Prosecutors have urged the state to release the list of more than 200,000 voters whose rights McAuliffe restored so they can more easily check for errors.

The state has denied Freedom of Information Act requests, citing a “working papers” exemption, and they will not change that position as a result of the errors, Coy said.

“This underscores our point that this is a working list. We are constantly refining it,” he said. “No matter what their motivation was, the work of these prosecutors will help us to refine the list.”

Jim Plowman, the Loudoun County commonwealth’s attorney, has repeatedly been denied a list of the restored felons, and he said blanket restoration is troubling for many reasons.

He pointed to a defendant who was accused of aggravated malicious wounding in 2013, after a previous stabbing conviction in 2007, and the man was found not guilty in 2014 by reason of insanity.
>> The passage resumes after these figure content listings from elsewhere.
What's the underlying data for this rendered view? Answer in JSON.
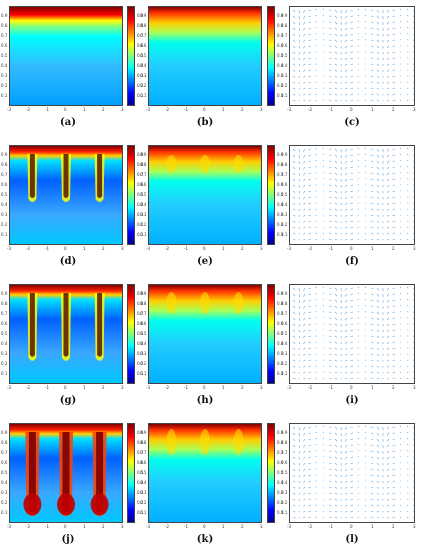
{
  "figure": {
    "captions": [
      "(a)",
      "(b)",
      "(c)",
      "(d)",
      "(e)",
      "(f)",
      "(g)",
      "(h)",
      "(i)",
      "(j)",
      "(k)",
      "(l)"
    ],
    "x_ticks": [
      "-3",
      "-2",
      "-1",
      "0",
      "1",
      "2",
      "3"
    ],
    "y_ticks_a": [
      "0.1",
      "0.2",
      "0.3",
      "0.4",
      "0.5",
      "0.6",
      "0.7",
      "0.8",
      "0.9"
    ],
    "y_ticks_small": [
      "0.1",
      "0.2",
      "0.3",
      "0.4",
      "0.5",
      "0.6",
      "0.7",
      "0.8",
      "0.9"
    ],
    "cbar_ticks": [
      "0.1",
      "0.2",
      "0.3",
      "0.4",
      "0.5",
      "0.6",
      "0.7",
      "0.8",
      "0.9"
    ],
    "colors": {
      "dark_red": "#800000",
      "red": "#ff0000",
      "yellow": "#ffff00",
      "cyan": "#00ffff",
      "blue": "#0000ff",
      "vector": "#3a8fd8"
    }
  }
}
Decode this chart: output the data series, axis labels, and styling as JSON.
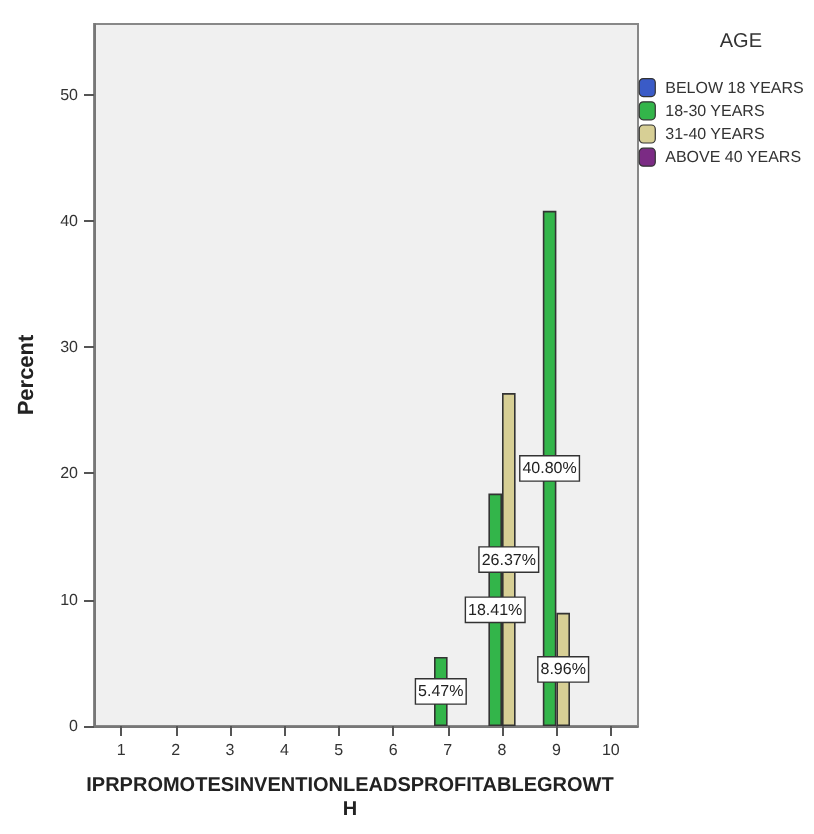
{
  "chart_data": {
    "type": "bar",
    "xlabel": "IPRPROMOTESINVENTIONLEADSPROFITABLEGROWTH",
    "ylabel": "Percent",
    "legend_title": "AGE",
    "legend": "top right",
    "grid": false,
    "categories": [
      "1",
      "2",
      "3",
      "4",
      "5",
      "6",
      "7",
      "8",
      "9",
      "10"
    ],
    "ylim": [
      0,
      55.6
    ],
    "yticks": [
      0,
      10,
      20,
      30,
      40,
      50
    ],
    "series": [
      {
        "name": "BELOW 18 YEARS",
        "color": "#3a5bc7",
        "values": [
          null,
          null,
          null,
          null,
          null,
          null,
          null,
          null,
          null,
          null
        ]
      },
      {
        "name": "18-30 YEARS",
        "color": "#33b54a",
        "values": [
          null,
          null,
          null,
          null,
          null,
          null,
          5.47,
          18.41,
          40.8,
          null
        ],
        "value_labels": [
          null,
          null,
          null,
          null,
          null,
          null,
          "5.47%",
          "18.41%",
          "40.80%",
          null
        ]
      },
      {
        "name": "31-40 YEARS",
        "color": "#d7cf95",
        "values": [
          null,
          null,
          null,
          null,
          null,
          null,
          null,
          26.37,
          8.96,
          null
        ],
        "value_labels": [
          null,
          null,
          null,
          null,
          null,
          null,
          null,
          "26.37%",
          "8.96%",
          null
        ]
      },
      {
        "name": "ABOVE 40 YEARS",
        "color": "#7b2b84",
        "values": [
          null,
          null,
          null,
          null,
          null,
          null,
          null,
          null,
          null,
          null
        ]
      }
    ]
  }
}
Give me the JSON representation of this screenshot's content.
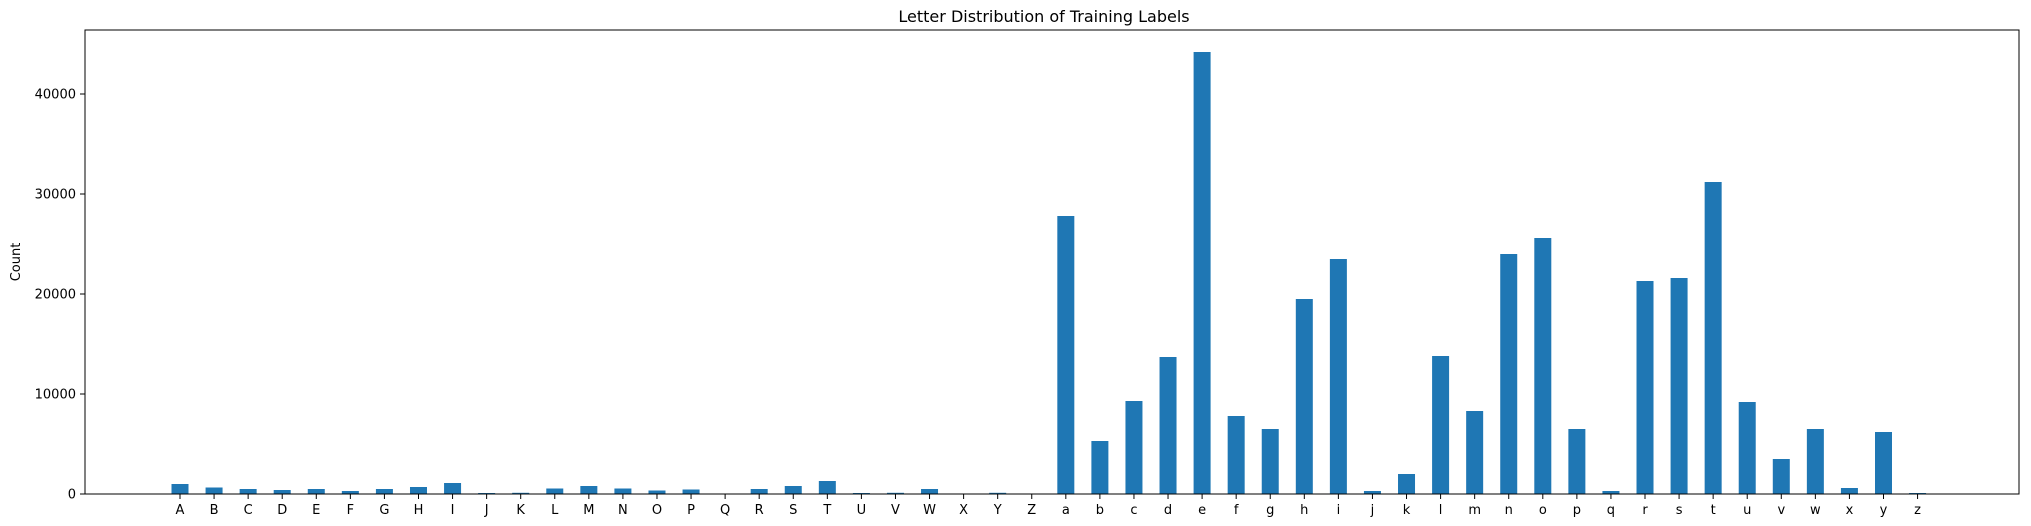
{
  "chart_data": {
    "type": "bar",
    "title": "Letter Distribution of Training Labels",
    "xlabel": "",
    "ylabel": "Count",
    "ylim": [
      0,
      46400
    ],
    "yticks": [
      0,
      10000,
      20000,
      30000,
      40000
    ],
    "grid": false,
    "bar_color": "#1f77b4",
    "categories": [
      "A",
      "B",
      "C",
      "D",
      "E",
      "F",
      "G",
      "H",
      "I",
      "J",
      "K",
      "L",
      "M",
      "N",
      "O",
      "P",
      "Q",
      "R",
      "S",
      "T",
      "U",
      "V",
      "W",
      "X",
      "Y",
      "Z",
      "a",
      "b",
      "c",
      "d",
      "e",
      "f",
      "g",
      "h",
      "i",
      "j",
      "k",
      "l",
      "m",
      "n",
      "o",
      "p",
      "q",
      "r",
      "s",
      "t",
      "u",
      "v",
      "w",
      "x",
      "y",
      "z"
    ],
    "values": [
      1000,
      650,
      500,
      400,
      500,
      300,
      500,
      700,
      1100,
      100,
      120,
      550,
      800,
      550,
      350,
      450,
      50,
      500,
      800,
      1300,
      100,
      120,
      500,
      40,
      120,
      50,
      27800,
      5300,
      9300,
      13700,
      44200,
      7800,
      6500,
      19500,
      23500,
      300,
      2000,
      13800,
      8300,
      24000,
      25600,
      6500,
      300,
      21300,
      21600,
      31200,
      9200,
      3500,
      6500,
      600,
      6200,
      100
    ]
  }
}
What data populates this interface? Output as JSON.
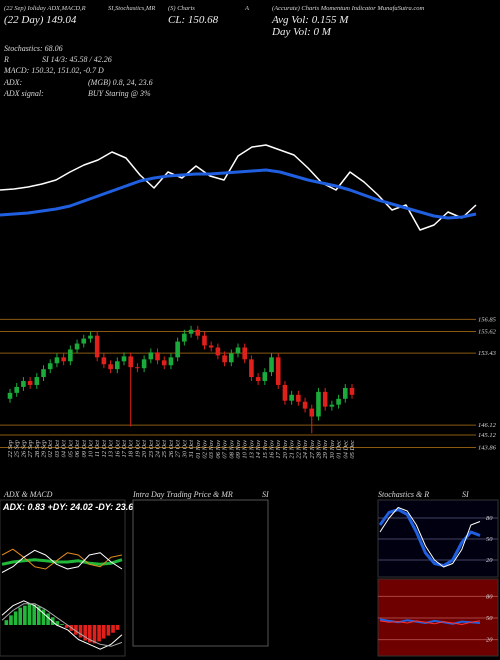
{
  "header": {
    "top": [
      "(22 Sep) Ioliday ADX,MACD,R",
      "SI,Stochastics,MR",
      "(S) Charts",
      "A",
      "(Accurate) Charts Momentum Indicator MunafaSutra.com"
    ],
    "day": "(22 Day) 149.04",
    "close": "CL: 150.68",
    "avg_vol": "Avg Vol: 0.155 M",
    "day_vol": "Day Vol: 0 M",
    "stochastics": "Stochastics: 68.06",
    "rsi_r": "R",
    "rsi": "SI 14/3: 45.58 / 42.26",
    "macd": "MACD: 150.32, 151.02, -0.7 D",
    "adx": "ADX:",
    "adx_values": "(MGB) 0.8, 24, 23.6",
    "adx_signal": "ADX signal:",
    "signal": "BUY Staring @ 3%"
  },
  "panels": {
    "adx_macd": "ADX & MACD",
    "adx_text": "ADX: 0.83 +DY: 24.02 -DY: 23.62",
    "intraday": "Intra Day Trading Price & MR",
    "intraday_si": "SI",
    "stoch": "Stochastics & R",
    "stoch_si": "SI"
  },
  "chart_data": [
    {
      "type": "line",
      "ylim": [
        0,
        130
      ],
      "series": [
        {
          "color": "#ffffff",
          "width": 1.5,
          "values": [
            60,
            61,
            63,
            66,
            70,
            78,
            85,
            90,
            98,
            92,
            75,
            62,
            78,
            72,
            84,
            74,
            70,
            94,
            103,
            105,
            100,
            95,
            82,
            67,
            60,
            78,
            68,
            55,
            40,
            45,
            20,
            25,
            38,
            32,
            45
          ]
        },
        {
          "color": "#1f5fe0",
          "width": 3,
          "values": [
            35,
            36,
            37,
            39,
            41,
            44,
            49,
            54,
            59,
            64,
            69,
            72,
            74,
            75,
            76,
            76,
            77,
            78,
            79,
            80,
            78,
            74,
            70,
            67,
            64,
            60,
            55,
            50,
            46,
            42,
            38,
            34,
            32,
            33,
            36
          ]
        }
      ]
    },
    {
      "type": "candlestick",
      "ylim": [
        143.4,
        157.6
      ],
      "yticks": [
        156.85,
        155.62,
        153.43,
        146.12,
        145.12,
        143.86
      ],
      "grid": true,
      "grid_color": "#8a5a10",
      "up_color": "#1aab3a",
      "down_color": "#e0201a",
      "categories": [
        "22 Sep",
        "25 Sep",
        "26 Sep",
        "27 Sep",
        "28 Sep",
        "29 Sep",
        "02 Oct",
        "03 Oct",
        "04 Oct",
        "05 Oct",
        "06 Oct",
        "09 Oct",
        "10 Oct",
        "11 Oct",
        "12 Oct",
        "13 Oct",
        "16 Oct",
        "17 Oct",
        "18 Oct",
        "19 Oct",
        "20 Oct",
        "23 Oct",
        "24 Oct",
        "25 Oct",
        "26 Oct",
        "27 Oct",
        "30 Oct",
        "31 Oct",
        "01 Nov",
        "02 Nov",
        "03 Nov",
        "06 Nov",
        "07 Nov",
        "08 Nov",
        "09 Nov",
        "10 Nov",
        "13 Nov",
        "14 Nov",
        "15 Nov",
        "16 Nov",
        "17 Nov",
        "20 Nov",
        "21 Nov",
        "22 Nov",
        "24 Nov",
        "27 Nov",
        "28 Nov",
        "29 Nov",
        "30 Nov",
        "01 Dec",
        "04 Dec",
        "05 Dec"
      ],
      "open": [
        148.8,
        149.4,
        150.0,
        150.6,
        150.2,
        151.0,
        151.8,
        152.4,
        153.0,
        152.6,
        153.8,
        154.4,
        154.9,
        155.2,
        153.0,
        152.3,
        151.8,
        152.6,
        153.1,
        152.0,
        151.9,
        152.8,
        153.5,
        152.7,
        152.2,
        153.0,
        154.6,
        155.4,
        155.8,
        155.2,
        154.2,
        154.0,
        153.2,
        152.5,
        153.4,
        154.0,
        152.8,
        151.0,
        150.6,
        151.5,
        153.0,
        150.2,
        148.6,
        149.2,
        148.5,
        147.8,
        147.0,
        149.5,
        148.0,
        148.2,
        148.8,
        149.9
      ],
      "high": [
        149.8,
        150.4,
        151.0,
        151.0,
        151.4,
        152.2,
        152.8,
        153.4,
        153.4,
        154.2,
        154.8,
        155.3,
        155.6,
        155.6,
        153.4,
        152.7,
        153.0,
        153.5,
        153.5,
        152.4,
        153.2,
        153.9,
        153.9,
        153.1,
        153.4,
        155.0,
        155.8,
        156.2,
        156.2,
        155.6,
        154.6,
        154.4,
        153.6,
        153.8,
        154.4,
        154.4,
        153.2,
        151.4,
        151.9,
        153.4,
        153.4,
        150.6,
        149.6,
        149.6,
        148.9,
        148.2,
        149.9,
        149.9,
        148.6,
        149.2,
        150.3,
        150.3
      ],
      "low": [
        148.4,
        149.0,
        149.6,
        149.8,
        149.8,
        150.6,
        151.4,
        152.0,
        152.2,
        152.2,
        153.4,
        154.0,
        154.5,
        152.6,
        151.9,
        151.4,
        151.4,
        152.2,
        146.0,
        151.5,
        151.5,
        152.4,
        152.3,
        151.8,
        151.8,
        152.6,
        154.2,
        155.0,
        154.8,
        153.8,
        153.6,
        152.8,
        152.1,
        152.1,
        153.0,
        152.4,
        150.6,
        150.2,
        150.2,
        151.1,
        149.8,
        148.2,
        148.2,
        148.1,
        147.4,
        145.3,
        146.6,
        147.6,
        147.6,
        147.8,
        148.4,
        148.8
      ],
      "close": [
        149.4,
        150.0,
        150.6,
        150.2,
        151.0,
        151.8,
        152.4,
        153.0,
        152.6,
        153.8,
        154.4,
        154.9,
        155.2,
        153.0,
        152.3,
        151.8,
        152.6,
        153.1,
        152.0,
        151.9,
        152.8,
        153.5,
        152.7,
        152.2,
        153.0,
        154.6,
        155.4,
        155.8,
        155.2,
        154.2,
        154.0,
        153.2,
        152.5,
        153.4,
        154.0,
        152.8,
        151.0,
        150.6,
        151.5,
        153.0,
        150.2,
        148.6,
        149.2,
        148.5,
        147.8,
        147.0,
        149.5,
        148.0,
        148.2,
        148.8,
        149.9,
        149.2
      ]
    },
    {
      "type": "line",
      "ylim": [
        0,
        60
      ],
      "series": [
        {
          "color": "#22b83a",
          "width": 3,
          "values": [
            22,
            24,
            25,
            26,
            25,
            24,
            24,
            25,
            23,
            22,
            23,
            26
          ]
        },
        {
          "color": "#e08a20",
          "width": 1,
          "values": [
            30,
            35,
            28,
            20,
            18,
            25,
            32,
            30,
            22,
            20,
            28,
            30
          ]
        },
        {
          "color": "#ffffff",
          "width": 1,
          "values": [
            15,
            20,
            28,
            34,
            30,
            22,
            18,
            20,
            30,
            32,
            24,
            18
          ]
        }
      ]
    },
    {
      "type": "histogram",
      "ylim": [
        -3,
        3
      ],
      "up_color": "#22b83a",
      "down_color": "#e0201a",
      "values": [
        0.5,
        1,
        1.4,
        1.8,
        2,
        2.2,
        2.1,
        1.9,
        1.6,
        1.2,
        0.8,
        0.4,
        0.1,
        -0.3,
        -0.6,
        -1,
        -1.3,
        -1.6,
        -1.8,
        -1.9,
        -1.7,
        -1.4,
        -1.1,
        -0.8,
        -0.5
      ]
    },
    {
      "type": "line",
      "ylim": [
        -3,
        3
      ],
      "series": [
        {
          "color": "#ffffff",
          "width": 1,
          "values": [
            1,
            2,
            2.5,
            2,
            1,
            0,
            -0.5,
            -1.5,
            -2,
            -2.5,
            -2,
            -1
          ]
        },
        {
          "color": "#aaaaaa",
          "width": 1,
          "values": [
            0.5,
            1.5,
            2.2,
            2.2,
            1.6,
            0.8,
            0,
            -0.8,
            -1.5,
            -2,
            -2.2,
            -1.8
          ]
        }
      ]
    },
    {
      "type": "line",
      "ylim": [
        0,
        100
      ],
      "yticks": [
        80,
        50,
        20
      ],
      "grid": true,
      "grid_color": "#444466",
      "series": [
        {
          "color": "#1f5fe0",
          "width": 3,
          "values": [
            70,
            88,
            92,
            85,
            60,
            30,
            15,
            12,
            20,
            45,
            60,
            55
          ]
        },
        {
          "color": "#ffffff",
          "width": 1,
          "values": [
            60,
            80,
            95,
            90,
            70,
            40,
            20,
            10,
            15,
            35,
            70,
            75
          ]
        }
      ]
    },
    {
      "type": "line",
      "ylim": [
        0,
        100
      ],
      "yticks": [
        80,
        50,
        20
      ],
      "grid": true,
      "grid_color": "#aa4444",
      "series": [
        {
          "color": "#1f5fe0",
          "width": 2,
          "values": [
            48,
            46,
            44,
            47,
            45,
            43,
            46,
            44,
            42,
            45,
            44,
            43
          ]
        },
        {
          "color": "#ff3030",
          "width": 1,
          "values": [
            46,
            44,
            45,
            43,
            46,
            44,
            42,
            45,
            43,
            41,
            44,
            46
          ]
        }
      ]
    }
  ]
}
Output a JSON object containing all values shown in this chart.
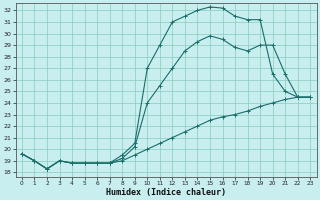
{
  "xlabel": "Humidex (Indice chaleur)",
  "bg_color": "#c8eef0",
  "grid_color": "#88ccbb",
  "line_color": "#1a6e6a",
  "xlim": [
    -0.5,
    23.5
  ],
  "ylim": [
    17.6,
    32.6
  ],
  "yticks": [
    18,
    19,
    20,
    21,
    22,
    23,
    24,
    25,
    26,
    27,
    28,
    29,
    30,
    31,
    32
  ],
  "xticks": [
    0,
    1,
    2,
    3,
    4,
    5,
    6,
    7,
    8,
    9,
    10,
    11,
    12,
    13,
    14,
    15,
    16,
    17,
    18,
    19,
    20,
    21,
    22,
    23
  ],
  "line1_x": [
    0,
    1,
    2,
    3,
    4,
    5,
    6,
    7,
    8,
    9,
    10,
    11,
    12,
    13,
    14,
    15,
    16,
    17,
    18,
    19,
    20,
    21,
    22,
    23
  ],
  "line1_y": [
    19.6,
    19.0,
    18.3,
    19.0,
    18.8,
    18.8,
    18.8,
    18.8,
    19.5,
    20.5,
    27.0,
    29.0,
    31.0,
    31.5,
    32.0,
    32.3,
    32.2,
    31.5,
    31.2,
    31.2,
    26.5,
    25.0,
    24.5,
    24.5
  ],
  "line2_x": [
    0,
    1,
    2,
    3,
    4,
    5,
    6,
    7,
    8,
    9,
    10,
    11,
    12,
    13,
    14,
    15,
    16,
    17,
    18,
    19,
    20,
    21,
    22,
    23
  ],
  "line2_y": [
    19.6,
    19.0,
    18.3,
    19.0,
    18.8,
    18.8,
    18.8,
    18.8,
    19.2,
    20.2,
    24.0,
    25.5,
    27.0,
    28.5,
    29.3,
    29.8,
    29.5,
    28.8,
    28.5,
    29.0,
    29.0,
    26.5,
    24.5,
    24.5
  ],
  "line3_x": [
    0,
    1,
    2,
    3,
    4,
    5,
    6,
    7,
    8,
    9,
    10,
    11,
    12,
    13,
    14,
    15,
    16,
    17,
    18,
    19,
    20,
    21,
    22,
    23
  ],
  "line3_y": [
    19.6,
    19.0,
    18.3,
    19.0,
    18.8,
    18.8,
    18.8,
    18.8,
    19.0,
    19.5,
    20.0,
    20.5,
    21.0,
    21.5,
    22.0,
    22.5,
    22.8,
    23.0,
    23.3,
    23.7,
    24.0,
    24.3,
    24.5,
    24.5
  ]
}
The man is now in a state mental hospital, having not yet been restored to sanity, but he has had his rights restored, Plowman said.

“This is why these things deserve individual review,” Plowman said.

In the meantime, the state is relying on prosecutors and felons themselves to spot errors. Coy had this message for felons in prison or under supervised probation who discover that their rights have been restored: “You should contact our office immediately.”